There is a world somewhere between reality and fiction. Although ignored by many, it is very real and so are those living in it. This forum is about the natural world. Here, wild animals will be heard and respected. The forum offers a glimpse into an unknown world as well as a room with a view on the present and the future. Anyone able to speak on behalf of those living in the emerald forest and the deep blue sea is invited to join.
09-27-2018, 10:12 PM( This post was last modified: 09-27-2018, 10:38 PM by brotherbear )
In the Shadow of the Sabertooth by Doug Peacock.
Grizzlies colonize new habitats slowly. A useful way to think about grizzly society is to see it as an "Amazon" culture. The last grizzlies to survive in a fading bear ecosystem seem to be older females, mothers with daughters. Of course, there has to be a male somewhere. Similarly, female grizzlies dominate biological expansion into new territories.

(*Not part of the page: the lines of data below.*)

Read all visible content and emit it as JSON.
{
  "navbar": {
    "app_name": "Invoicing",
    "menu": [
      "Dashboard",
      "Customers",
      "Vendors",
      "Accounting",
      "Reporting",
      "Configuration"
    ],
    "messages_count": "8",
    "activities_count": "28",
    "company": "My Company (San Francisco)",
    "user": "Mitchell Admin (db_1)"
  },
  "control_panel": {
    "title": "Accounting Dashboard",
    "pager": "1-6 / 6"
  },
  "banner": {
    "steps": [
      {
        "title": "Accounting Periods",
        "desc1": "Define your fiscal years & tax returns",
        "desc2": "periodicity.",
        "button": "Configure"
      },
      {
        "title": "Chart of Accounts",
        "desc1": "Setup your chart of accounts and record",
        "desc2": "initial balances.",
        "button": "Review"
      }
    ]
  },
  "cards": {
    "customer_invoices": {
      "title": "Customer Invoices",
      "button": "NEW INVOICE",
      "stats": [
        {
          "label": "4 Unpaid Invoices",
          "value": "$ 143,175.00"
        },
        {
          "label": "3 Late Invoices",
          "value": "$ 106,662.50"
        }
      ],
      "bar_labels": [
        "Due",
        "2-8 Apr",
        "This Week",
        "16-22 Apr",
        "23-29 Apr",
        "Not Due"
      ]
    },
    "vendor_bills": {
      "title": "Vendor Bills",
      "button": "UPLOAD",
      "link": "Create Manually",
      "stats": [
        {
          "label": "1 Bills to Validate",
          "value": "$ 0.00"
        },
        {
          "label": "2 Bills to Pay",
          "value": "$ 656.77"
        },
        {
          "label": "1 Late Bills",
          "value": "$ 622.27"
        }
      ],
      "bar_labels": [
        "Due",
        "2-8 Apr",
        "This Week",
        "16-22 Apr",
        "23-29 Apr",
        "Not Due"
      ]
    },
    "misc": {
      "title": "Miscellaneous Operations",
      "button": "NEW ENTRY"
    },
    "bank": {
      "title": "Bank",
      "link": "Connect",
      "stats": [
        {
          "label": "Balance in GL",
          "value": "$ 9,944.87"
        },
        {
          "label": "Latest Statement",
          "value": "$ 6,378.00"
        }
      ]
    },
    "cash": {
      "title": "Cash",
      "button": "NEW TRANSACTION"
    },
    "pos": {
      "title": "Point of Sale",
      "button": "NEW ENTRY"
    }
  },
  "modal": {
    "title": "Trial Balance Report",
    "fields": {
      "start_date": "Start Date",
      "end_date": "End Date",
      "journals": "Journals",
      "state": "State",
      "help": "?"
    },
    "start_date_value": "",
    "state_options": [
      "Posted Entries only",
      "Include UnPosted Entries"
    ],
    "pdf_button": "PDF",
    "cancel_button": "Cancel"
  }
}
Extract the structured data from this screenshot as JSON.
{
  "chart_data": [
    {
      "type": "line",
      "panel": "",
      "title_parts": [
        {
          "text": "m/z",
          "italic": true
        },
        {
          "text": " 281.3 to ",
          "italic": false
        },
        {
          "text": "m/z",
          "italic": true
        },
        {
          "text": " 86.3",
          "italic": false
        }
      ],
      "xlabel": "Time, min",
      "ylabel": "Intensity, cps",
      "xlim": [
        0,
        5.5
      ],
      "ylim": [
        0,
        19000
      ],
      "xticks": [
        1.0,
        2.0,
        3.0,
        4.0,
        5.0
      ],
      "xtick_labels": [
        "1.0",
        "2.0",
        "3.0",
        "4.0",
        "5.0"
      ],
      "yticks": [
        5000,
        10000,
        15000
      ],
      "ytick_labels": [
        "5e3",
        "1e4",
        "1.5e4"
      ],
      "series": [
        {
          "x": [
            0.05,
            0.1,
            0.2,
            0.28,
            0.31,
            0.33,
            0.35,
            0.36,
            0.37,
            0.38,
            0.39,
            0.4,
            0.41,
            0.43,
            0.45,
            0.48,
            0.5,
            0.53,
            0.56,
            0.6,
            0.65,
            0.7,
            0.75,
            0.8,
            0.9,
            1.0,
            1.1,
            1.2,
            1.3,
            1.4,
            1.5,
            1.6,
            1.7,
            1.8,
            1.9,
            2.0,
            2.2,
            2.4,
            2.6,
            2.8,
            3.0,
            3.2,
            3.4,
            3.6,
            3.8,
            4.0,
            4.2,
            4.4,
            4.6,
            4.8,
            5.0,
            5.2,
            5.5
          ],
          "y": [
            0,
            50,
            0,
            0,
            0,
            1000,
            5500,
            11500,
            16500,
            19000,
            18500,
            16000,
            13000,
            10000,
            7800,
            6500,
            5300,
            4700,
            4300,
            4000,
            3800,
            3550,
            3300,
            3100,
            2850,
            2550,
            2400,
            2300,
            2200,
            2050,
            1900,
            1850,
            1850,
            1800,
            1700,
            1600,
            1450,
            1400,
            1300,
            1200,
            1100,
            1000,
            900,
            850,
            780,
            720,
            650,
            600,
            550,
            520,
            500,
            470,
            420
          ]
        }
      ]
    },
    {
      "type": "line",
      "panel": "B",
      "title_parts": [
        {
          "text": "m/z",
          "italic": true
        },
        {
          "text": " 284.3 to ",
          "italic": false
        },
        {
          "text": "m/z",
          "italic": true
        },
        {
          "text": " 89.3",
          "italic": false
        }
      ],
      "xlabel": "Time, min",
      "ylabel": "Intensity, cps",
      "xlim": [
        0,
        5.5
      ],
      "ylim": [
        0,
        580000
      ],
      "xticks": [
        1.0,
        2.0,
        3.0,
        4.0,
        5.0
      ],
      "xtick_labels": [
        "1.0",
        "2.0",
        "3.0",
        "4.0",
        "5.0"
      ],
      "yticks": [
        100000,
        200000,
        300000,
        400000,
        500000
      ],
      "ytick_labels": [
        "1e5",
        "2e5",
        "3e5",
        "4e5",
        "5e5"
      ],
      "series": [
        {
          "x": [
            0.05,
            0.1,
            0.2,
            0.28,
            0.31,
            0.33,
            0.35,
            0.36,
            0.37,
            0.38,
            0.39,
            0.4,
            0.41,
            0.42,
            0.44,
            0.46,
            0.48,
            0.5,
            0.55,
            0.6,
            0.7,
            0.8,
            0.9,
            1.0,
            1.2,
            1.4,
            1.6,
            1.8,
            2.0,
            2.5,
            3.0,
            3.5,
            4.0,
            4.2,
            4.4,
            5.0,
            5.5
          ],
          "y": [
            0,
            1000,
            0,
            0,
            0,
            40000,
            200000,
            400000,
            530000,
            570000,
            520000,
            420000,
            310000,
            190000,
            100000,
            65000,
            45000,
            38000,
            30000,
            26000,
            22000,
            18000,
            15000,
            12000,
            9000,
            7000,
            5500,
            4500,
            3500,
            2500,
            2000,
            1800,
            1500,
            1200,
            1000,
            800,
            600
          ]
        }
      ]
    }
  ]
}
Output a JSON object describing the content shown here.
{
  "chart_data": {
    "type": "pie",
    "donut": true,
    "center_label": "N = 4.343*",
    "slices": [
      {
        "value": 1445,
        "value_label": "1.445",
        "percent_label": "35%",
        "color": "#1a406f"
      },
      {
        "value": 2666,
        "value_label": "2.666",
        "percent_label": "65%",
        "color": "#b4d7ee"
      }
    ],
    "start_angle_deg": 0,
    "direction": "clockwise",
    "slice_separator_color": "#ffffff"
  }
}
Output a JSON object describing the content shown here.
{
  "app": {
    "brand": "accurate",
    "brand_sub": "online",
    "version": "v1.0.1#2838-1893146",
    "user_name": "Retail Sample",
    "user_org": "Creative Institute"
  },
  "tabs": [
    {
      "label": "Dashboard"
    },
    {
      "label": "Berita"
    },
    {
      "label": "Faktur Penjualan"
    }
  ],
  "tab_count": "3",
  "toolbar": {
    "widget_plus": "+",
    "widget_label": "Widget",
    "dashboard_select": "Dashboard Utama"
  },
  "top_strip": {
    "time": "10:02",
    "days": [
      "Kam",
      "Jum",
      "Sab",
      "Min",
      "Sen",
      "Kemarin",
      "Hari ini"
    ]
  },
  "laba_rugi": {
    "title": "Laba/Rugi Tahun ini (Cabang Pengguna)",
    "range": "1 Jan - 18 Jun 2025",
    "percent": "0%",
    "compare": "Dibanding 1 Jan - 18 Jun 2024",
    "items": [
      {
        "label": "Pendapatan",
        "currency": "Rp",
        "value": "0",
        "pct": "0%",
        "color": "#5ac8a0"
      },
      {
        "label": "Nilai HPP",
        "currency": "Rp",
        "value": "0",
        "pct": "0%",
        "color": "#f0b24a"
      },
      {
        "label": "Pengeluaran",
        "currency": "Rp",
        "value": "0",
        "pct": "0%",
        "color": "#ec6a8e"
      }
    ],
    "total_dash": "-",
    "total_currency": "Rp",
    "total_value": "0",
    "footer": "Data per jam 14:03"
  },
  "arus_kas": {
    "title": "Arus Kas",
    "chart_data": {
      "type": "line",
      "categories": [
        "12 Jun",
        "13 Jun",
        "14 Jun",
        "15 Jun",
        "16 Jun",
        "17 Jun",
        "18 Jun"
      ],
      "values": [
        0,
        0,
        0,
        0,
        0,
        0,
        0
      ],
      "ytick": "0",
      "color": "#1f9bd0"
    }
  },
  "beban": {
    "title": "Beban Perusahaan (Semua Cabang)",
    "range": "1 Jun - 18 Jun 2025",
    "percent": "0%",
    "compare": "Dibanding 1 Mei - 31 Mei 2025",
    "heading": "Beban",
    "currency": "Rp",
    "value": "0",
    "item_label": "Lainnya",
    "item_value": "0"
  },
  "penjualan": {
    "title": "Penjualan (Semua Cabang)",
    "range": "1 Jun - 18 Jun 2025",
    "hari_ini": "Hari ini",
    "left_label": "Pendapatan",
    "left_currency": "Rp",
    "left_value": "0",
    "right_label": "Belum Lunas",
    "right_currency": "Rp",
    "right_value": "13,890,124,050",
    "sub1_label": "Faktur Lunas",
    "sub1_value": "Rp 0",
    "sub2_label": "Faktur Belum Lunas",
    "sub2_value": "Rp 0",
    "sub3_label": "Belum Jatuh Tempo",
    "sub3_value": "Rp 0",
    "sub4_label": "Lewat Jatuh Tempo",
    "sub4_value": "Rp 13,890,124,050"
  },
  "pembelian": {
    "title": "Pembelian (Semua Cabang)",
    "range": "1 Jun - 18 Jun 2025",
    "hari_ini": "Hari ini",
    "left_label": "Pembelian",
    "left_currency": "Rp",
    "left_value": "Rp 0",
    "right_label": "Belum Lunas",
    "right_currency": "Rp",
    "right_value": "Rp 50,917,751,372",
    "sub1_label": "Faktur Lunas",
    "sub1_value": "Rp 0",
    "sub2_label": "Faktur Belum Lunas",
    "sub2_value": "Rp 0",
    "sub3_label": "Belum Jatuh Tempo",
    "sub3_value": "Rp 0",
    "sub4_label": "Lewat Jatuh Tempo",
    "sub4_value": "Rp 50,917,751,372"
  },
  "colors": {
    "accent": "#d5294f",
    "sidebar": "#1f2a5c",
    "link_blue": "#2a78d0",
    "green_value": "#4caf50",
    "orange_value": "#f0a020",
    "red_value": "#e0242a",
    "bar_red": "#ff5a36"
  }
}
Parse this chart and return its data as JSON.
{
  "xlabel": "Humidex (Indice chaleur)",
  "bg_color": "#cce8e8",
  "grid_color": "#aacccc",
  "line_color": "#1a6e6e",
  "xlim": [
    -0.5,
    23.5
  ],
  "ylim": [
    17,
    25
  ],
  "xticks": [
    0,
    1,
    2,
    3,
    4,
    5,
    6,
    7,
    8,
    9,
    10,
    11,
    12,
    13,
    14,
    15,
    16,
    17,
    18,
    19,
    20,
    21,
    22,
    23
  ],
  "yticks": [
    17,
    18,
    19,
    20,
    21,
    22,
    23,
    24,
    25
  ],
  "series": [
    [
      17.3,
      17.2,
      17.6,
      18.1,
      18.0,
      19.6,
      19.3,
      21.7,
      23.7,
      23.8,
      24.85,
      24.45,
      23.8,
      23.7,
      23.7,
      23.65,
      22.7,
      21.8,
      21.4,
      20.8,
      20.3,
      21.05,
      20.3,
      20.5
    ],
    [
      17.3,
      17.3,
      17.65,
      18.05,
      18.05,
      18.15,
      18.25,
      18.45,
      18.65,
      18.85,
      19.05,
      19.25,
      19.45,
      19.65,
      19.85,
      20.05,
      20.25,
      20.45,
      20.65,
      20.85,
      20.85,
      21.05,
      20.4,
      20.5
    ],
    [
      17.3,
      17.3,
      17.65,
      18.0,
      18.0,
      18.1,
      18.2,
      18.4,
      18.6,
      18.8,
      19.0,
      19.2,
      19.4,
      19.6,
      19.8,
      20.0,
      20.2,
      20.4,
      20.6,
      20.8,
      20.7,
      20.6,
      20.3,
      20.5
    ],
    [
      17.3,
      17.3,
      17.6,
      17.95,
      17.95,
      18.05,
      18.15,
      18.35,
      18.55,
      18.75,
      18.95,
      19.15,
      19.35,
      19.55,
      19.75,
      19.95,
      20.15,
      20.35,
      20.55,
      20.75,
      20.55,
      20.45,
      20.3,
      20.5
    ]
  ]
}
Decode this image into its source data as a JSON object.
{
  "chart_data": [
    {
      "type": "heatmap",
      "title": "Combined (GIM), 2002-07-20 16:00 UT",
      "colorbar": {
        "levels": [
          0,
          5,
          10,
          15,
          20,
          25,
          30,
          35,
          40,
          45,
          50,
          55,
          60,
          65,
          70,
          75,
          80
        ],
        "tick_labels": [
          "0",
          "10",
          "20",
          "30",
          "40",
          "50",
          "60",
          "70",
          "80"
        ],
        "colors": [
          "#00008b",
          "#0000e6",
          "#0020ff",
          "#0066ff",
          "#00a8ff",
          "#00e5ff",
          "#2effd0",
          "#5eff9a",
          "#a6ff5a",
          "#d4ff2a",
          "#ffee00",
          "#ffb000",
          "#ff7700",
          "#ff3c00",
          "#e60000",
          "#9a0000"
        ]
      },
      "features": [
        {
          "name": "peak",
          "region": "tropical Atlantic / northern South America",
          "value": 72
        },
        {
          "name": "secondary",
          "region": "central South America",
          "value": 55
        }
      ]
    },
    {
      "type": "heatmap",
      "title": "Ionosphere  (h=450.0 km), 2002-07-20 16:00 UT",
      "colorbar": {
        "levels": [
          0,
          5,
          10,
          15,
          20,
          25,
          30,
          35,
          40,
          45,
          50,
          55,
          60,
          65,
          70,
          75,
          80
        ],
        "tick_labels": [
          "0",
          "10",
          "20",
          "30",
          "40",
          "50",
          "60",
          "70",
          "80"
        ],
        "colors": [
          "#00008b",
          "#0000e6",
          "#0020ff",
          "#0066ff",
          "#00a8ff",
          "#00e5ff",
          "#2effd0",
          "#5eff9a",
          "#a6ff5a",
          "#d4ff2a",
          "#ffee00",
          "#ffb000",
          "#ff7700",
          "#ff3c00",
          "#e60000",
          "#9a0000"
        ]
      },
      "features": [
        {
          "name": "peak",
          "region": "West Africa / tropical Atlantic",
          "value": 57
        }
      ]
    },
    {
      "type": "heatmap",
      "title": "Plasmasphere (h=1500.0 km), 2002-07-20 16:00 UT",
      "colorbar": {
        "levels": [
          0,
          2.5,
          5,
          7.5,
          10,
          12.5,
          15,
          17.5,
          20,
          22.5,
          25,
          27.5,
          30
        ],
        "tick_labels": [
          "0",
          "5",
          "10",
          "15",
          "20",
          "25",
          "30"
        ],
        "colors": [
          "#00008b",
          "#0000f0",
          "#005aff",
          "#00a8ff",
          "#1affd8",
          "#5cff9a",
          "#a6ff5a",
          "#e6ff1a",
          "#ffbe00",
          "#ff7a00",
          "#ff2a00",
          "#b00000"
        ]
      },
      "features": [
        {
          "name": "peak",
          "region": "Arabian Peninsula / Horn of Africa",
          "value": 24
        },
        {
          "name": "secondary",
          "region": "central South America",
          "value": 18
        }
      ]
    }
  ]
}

Grizzly bears expand their range into new habitat one female home range at a time. Sows with cubs have small ranges compared to males: twenty to thirty square miles while a boar might range over a hundred square miles or more. The quality of the habitat can shrink or inflate these numbers, less home range necessary along a productive salmon stream as compared to grizzlies on the tundra requiring greater foraging ranges. Typically a daughter sets up her own range adjacent to her mother's. A rough measure of brown bear colonization of suitable habitat unoccupied by grizzlies would be in the range of 20 to 40 miles every five years or so.
Brown bears were in Beringia by about 60,000 years ago and around 30,000 years ago they came down an ice-free route to the lower states, probably via an ice-free region as opposed to a corridor between ice sheets. That means that a pre-LGM route was also available to humans for millennia. It was probably open for many thousands of years before the glaciers advancing slammed the route shut around 20,000 or 22,000 years ago. It was an easy route with all kinds of plants and animals.